The Wait: The Power of Preference
- aestheticallykey
- Aug 22, 2017
- 2 min read

Let me start by saying, the list does exist. You know, that list that guys assume exist but are never completely sure of. Or at least, they're not sure of where they fall on that list or if they fall on the list at all. The list that girls begin to make the minute they decide that boys no longer have cooties.
The list is a compilation of character traits, physical preferences, mindsets, and accomplishments that we expect our potential mate to possess. For the women that never created that list, congratulations. Either you're easy to please, simple, or extremely flexible, and I mean that in the most respectful way.
I must admit, this particular post was largely influenced by the most recent episode of Insecure (Hella Shook), and more specifically Yvonne Orji's TED Talk ( https://youtu.be/8zw7AXwnb8M ). Orji's character, Molly, in the show is very different from her real life but her values do translate into them both, and they feel so similar to those of mine.
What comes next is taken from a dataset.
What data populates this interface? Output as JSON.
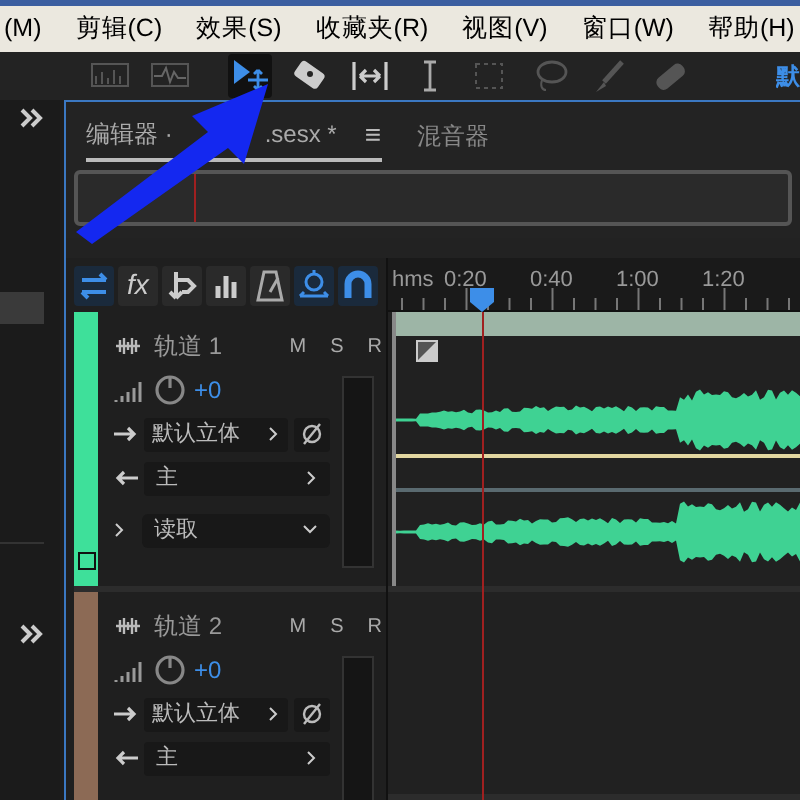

When I was way younger I decided that I would be married at 25 (I'm 24 and single by the way) and traveling the world with my best friend, my husband. Although as time I went on, I was well aware that 25 and married would not be my story, I held on to my list because even if I could not have him when I wanted, he would still be the way I wanted him to be. Now, there is a small amount of friends that know about what is on my list and very seldom do I run into guys that have all the traits on my list, that being said, my friends have mentioned that I should make my list more...
accommodating?
The suggestion for me to alter my list was not even the shocking part, the fact that I even considered was what surprised me, and it's even more surprising as I think about it now.
My main thought was, if I don't make accommodations then how will I get married, it took me a long time to realize that life is about so much more. Life its about knowing yourself and loving yourself for that matter. It's about dreams and accomplishing and yes it's about loving someone else but that does not mean adjusting or settling to make space for less because you think you will miss out on love.
With all that being said, it is important to fall for someone because you genuinely appreciate who they are as a person, rather than because they fit perfectly into your list. Do what feels good, not what looks good on paper.